Third, Layton notes that if China used a fire control system in lasering ships, such an action can be considered a hostile act as it means shells and missiles could instantly be cued on the target.
Fourth, Layton points out that China’s use of lasers goes against the 1995 Protocol on Blinding Laser Weapons, which China signed in 1998, and raises questions about how China may conduct itself in any future conflicts.
In a November 2022 article for Proceedings, Wendell Leimbach and Erick Duckworth note that China’s use of lasers in the South China Sea may be in line with its strategic design of a “war without gunsmoke,” in which these actions aim to confound US and allied force responses, undermine allied confidence in US resolve and allow China to incrementally expand its positional advantage and strike US and allied interests first.
The authors note that most of the US Navy’s tactics, techniques and procedures (TTPs) – and by extension those of the allied Philippine Navy (PN) – are designed to defeat adversaries with lethal force.
However, most day-to-day and counter-gray zone activities do not require lethal capabilities. This response capability gap makes the US and the Philippines unable to respond effectively to China’s gray zone tactics, such as a blinding laser attack.
In a broad strategic sense, China’s lasering of the BRP Malapascua may have aimed to underscore the notion that the US is unable to effectively defend its allies at sea.
Those perceptions may have gathered in Manila following the lack of a decisive US response during the 2012 Scarborough Shoal standoff, the 2013 Second Thomas Shoal standoff and the 2021 Whitsun Reef standoff pitting China and the Philippines over contested territories.
The laser attack may also be China’s implied warning to the Philippines for allowing the US access to four key military sites to preposition military assets earlier this month, including at Philippine bases strategically situated in the South China Sea.
China’s new threat of using blinding lasers could force the Philippine Navy and other maritime law enforcement agencies to stand down due to the lack of appropriate TTPs, a perception of being overmatched by China, the desire to avoid escalation, and a concern the US will not respond to save Philippine ships, aircraft and personnel during a laser attack.
Nevertheless, there are steps that the US and the Philippines can take to address China’s evolving gray zone challenges in the South China Sea.
For example, in a June 2022 article in Small Wars Journal, Matthew Ormsbee suggests that the US should draft and propose significant revisions to its 1951 Mutual Defense Treaty (MDT) with the Philippines, which defines what constitutes a gray zone threat, clarifies US mutual defense obligations and assuages the Philippines’ fears of abandonment.
In that direction, Ormsbee notes that the US and Philippines could draw clear “red lines” on China’s incursions in Philippine-claimed territories. He suggests those red lines would make clear that China’s forays into the Philippines’ exclusive economic zone (EEZ) will be met with joint force should they impact on the latter’s special rights under the UN Convention on the Law of the Sea (UNCLOS).

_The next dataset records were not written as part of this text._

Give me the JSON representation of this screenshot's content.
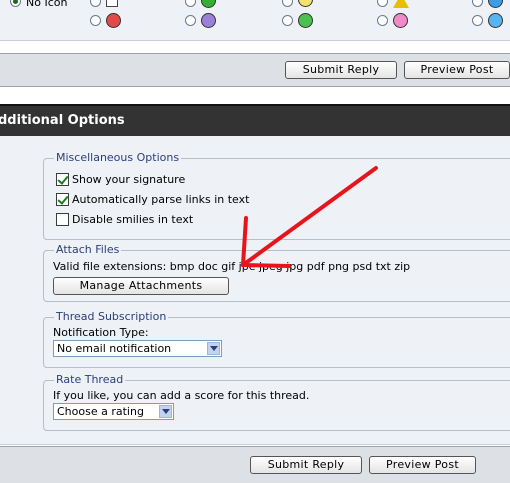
{
  "icon_strip": {
    "no_icon_label": "No Icon"
  },
  "top_buttons": {
    "submit_label": "Submit Reply",
    "preview_label": "Preview Post"
  },
  "section": {
    "title": "dditional Options"
  },
  "misc": {
    "legend": "Miscellaneous Options",
    "options": [
      {
        "label": "Show your signature",
        "checked": true
      },
      {
        "label": "Automatically parse links in text",
        "checked": true
      },
      {
        "label": "Disable smilies in text",
        "checked": false
      }
    ]
  },
  "attach": {
    "legend": "Attach Files",
    "extensions_text": "Valid file extensions: bmp doc gif jpe jpeg jpg pdf png psd txt zip",
    "manage_button": "Manage Attachments"
  },
  "subscription": {
    "legend": "Thread Subscription",
    "type_label": "Notification Type:",
    "selected": "No email notification"
  },
  "rating": {
    "legend": "Rate Thread",
    "prompt": "If you like, you can add a score for this thread.",
    "selected": "Choose a rating"
  },
  "bottom_buttons": {
    "submit_label": "Submit Reply",
    "preview_label": "Preview Post"
  },
  "colors": {
    "annotation_arrow": "#e8141c",
    "header_bg": "#333333",
    "legend_text": "#2a3f7a"
  }
}
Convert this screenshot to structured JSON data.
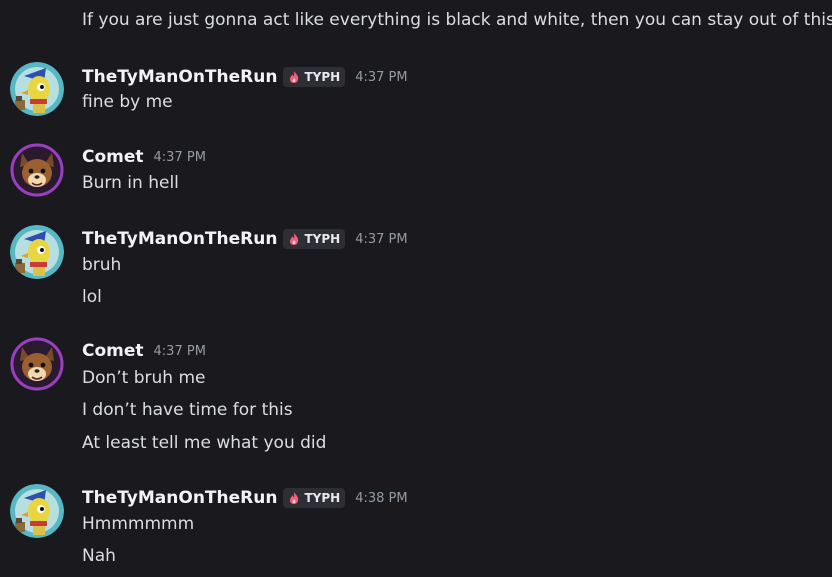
{
  "prev_message": {
    "text": "If you are just gonna act like everything is black and white, then you can stay out of this"
  },
  "messages": [
    {
      "author": "TheTyManOnTheRun",
      "tag": "TYPH",
      "time": "4:37 PM",
      "lines": [
        "fine by me"
      ]
    },
    {
      "author": "Comet",
      "time": "4:37 PM",
      "lines": [
        "Burn in hell"
      ]
    },
    {
      "author": "TheTyManOnTheRun",
      "tag": "TYPH",
      "time": "4:37 PM",
      "lines": [
        "bruh",
        "lol"
      ]
    },
    {
      "author": "Comet",
      "time": "4:37 PM",
      "lines": [
        "Don’t bruh me",
        "I don’t have time for this",
        "At least tell me what you did"
      ]
    },
    {
      "author": "TheTyManOnTheRun",
      "tag": "TYPH",
      "time": "4:38 PM",
      "lines": [
        "Hmmmmmm",
        "Nah"
      ]
    }
  ],
  "colors": {
    "background": "#1a1a1e",
    "username": "#f2f3f5",
    "text": "#dbdee1",
    "timestamp": "#949ba4",
    "tag_bg": "#2e2f35",
    "tag_flame": "#f0607a"
  },
  "icons": {
    "tag": "flame-icon",
    "avatar_ty": "penguin-avatar",
    "avatar_comet": "fox-avatar"
  }
}
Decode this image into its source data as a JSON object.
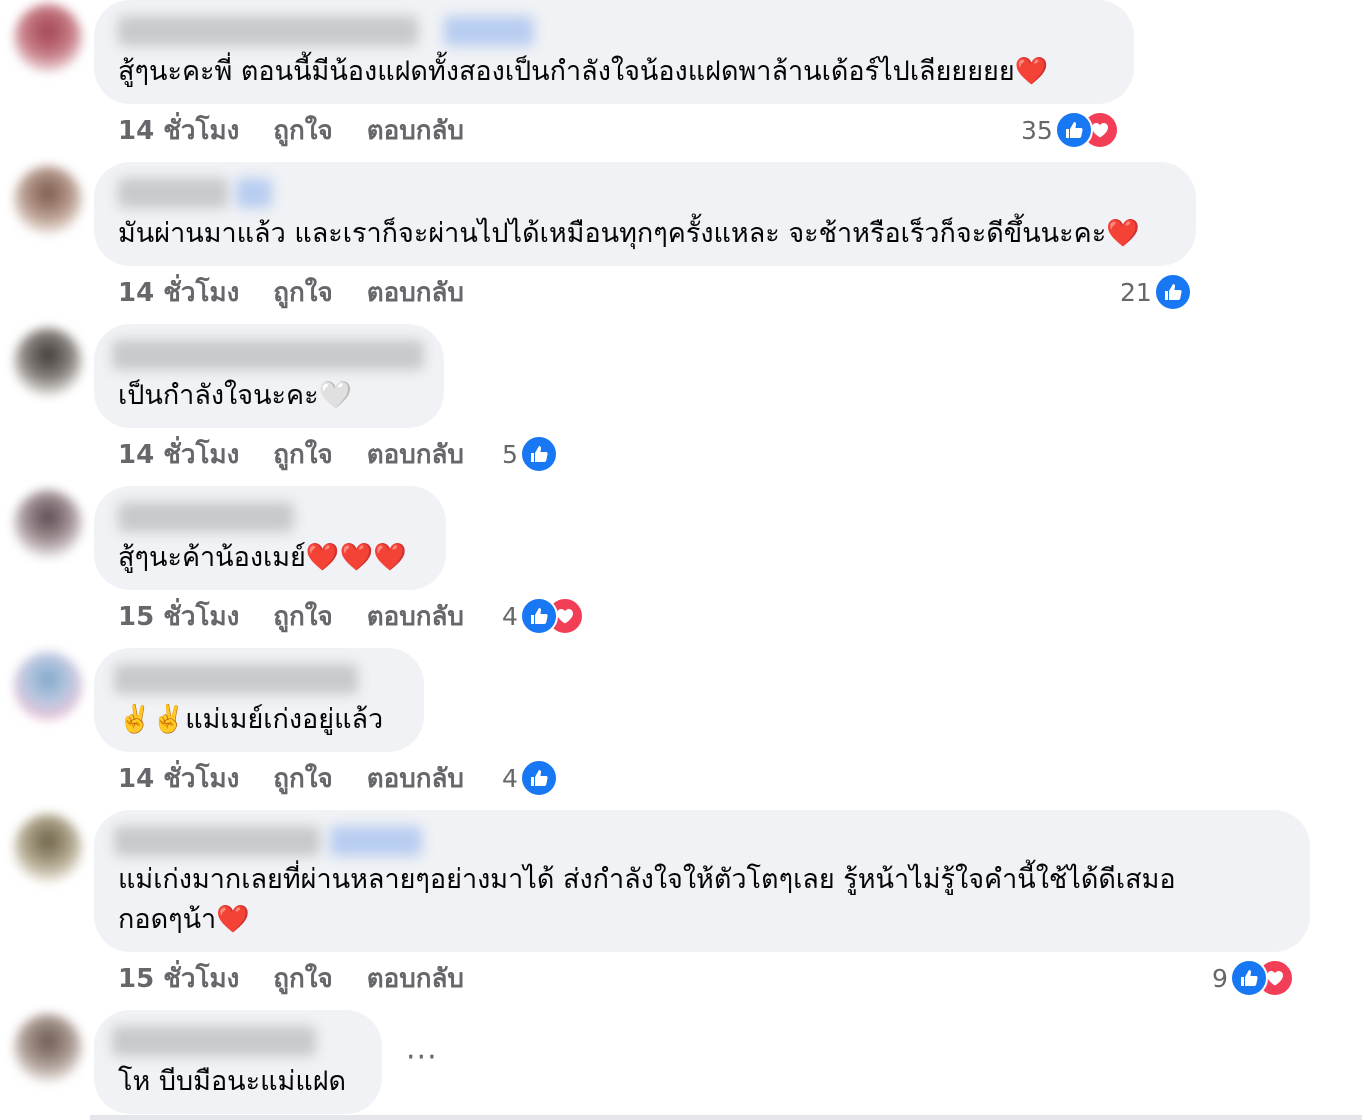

The two allies could also state clearly that such incursions will be dealt with using kinetic intervention if diplomatic appeals prove futile, Ormsbee writes, while emphasizing that there should be clear communication from diplomatic and military sources to alert China to ongoing concerns in the Philippines’ EEZ.
Ormsbee also recommends that the US internalize the principle that government-backed, non-military actors can be considered aggressors and subject to gray zone countermeasures.
He also suggests that the Philippines should issue diplomatic demands for China to explain its actions or such acts will be considered a prelude to armed conflict, thereby eliminating the ambiguity that provides cover to China’s escalating gray zone provocations.